Right, Researcher, but apparently I can’t figure out the right way to ask Ms. Searchbox for it.
Motion to dismiss outrageous conduct…Exhibit 2 pg 49, I think
It’s sound like the meeting was in the first 3 weeks of January and Scruggs was stringing P&B along about their payment until late March.
Trying hard to make some sense out of this. Boy do you folks look like some plugged in people.
I’d like to know where the Trent Lott piece to this puzzle fits in, if at all. He was subjected to the Karl Rove treatment long ago. Rove never liked him, disapproved of how much George Bush liked him, and was on that dumb Strom Thurmond comment like a duck on a June bug.
Since Lott & Rove have that well-documented connection, Lott is connected to Dickie Scruggs, and Dickie Scruggs belongs to the club of wealthy, influential, almost exclusively Democrat Mississippi trial lawyers who have been targeted by DoJ, how do you feel about the connection that has been suggested between this whole mess, and the Justice Department’s ongoing attempt to purge the federal jucidiary of anyone other than people who are willing to go along with the program?
Are the crimes you are discussing here being selectively prosecuted? Are there any Republicans in the Mississippi legal fraternity who might be brought up on similar financial shenanigans, but who aren’t being so brought up?
Hi and welcome to folo, deadeye. Your best bet for catching up is the Search box at top left. Type “Lott” or any other name or phrase you’re curious about into that sucker, hit the button, and STAND BACK.
On down from there, in the list of Pages, “Scruggsiana: Greatest Hits” will deliver an interesting afternoon’s worth too.
Enjoy.
Deadeye, the part of this case in Jackson inolves some names not consistent with a justice-dept-ax-grinding (DeLaughter, a Republican, Mike Allred (the lawyer for the Republican party for years , Ed Peters, who I’m sure ran for years as a Democrat but is not associated particularly with partisan politics). Also, there are many who think Dickie Scruggs got a pass on the Paul Minor prosecution because of his Republican connections.
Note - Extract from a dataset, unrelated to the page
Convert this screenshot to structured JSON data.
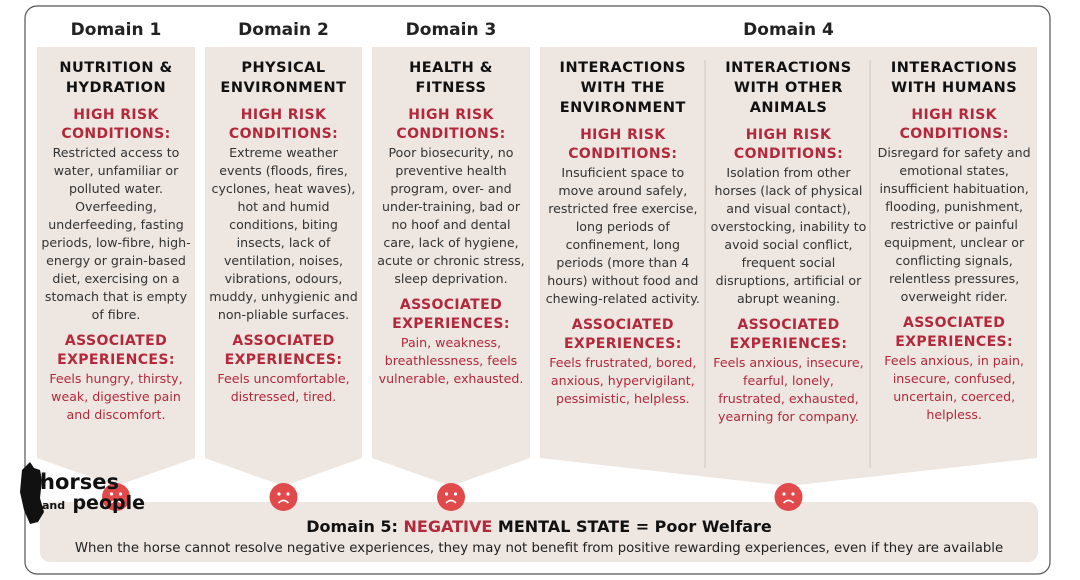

And don’t forget that as of 2006, Scruggs was the largest contributor to Grover Norquist’s Americans for Tax Reform, to the tune of over $4 million.
I think this is a straight-up political corruption scandal. I think it is still playing out at such an early stage that we can’t yet know whether the justice dept will follow this everywhere it may lead. I hope so.
This is not political at all. It is not associated with Rove like Minor or Seigelman. Not directly anyway. It is connected in that this starts up shortly after Rove resigns. Hence good US attorneys are allowed to bring cases even if they involve big donors or Republicans as this one clearly does.
Hood responds: (an AP report from the Daily Journal)
http://www.djournal.com/pages/story.asp?ID=266971&pub=1&div=News
Deadeye, that kind of defense to being caught committing a crime never really gets any traction with me.
If anything, their political relationship with the Democratic state attorneys general in Mississippi, the first line of defense for the state against corruption, is what allowed them to get this far before being pulled up short.
And, there are enough Republicans showing up in this thing to show that among this crowd, political ideology takes at least a second place to doing whatever is required to keep the cash flowing in.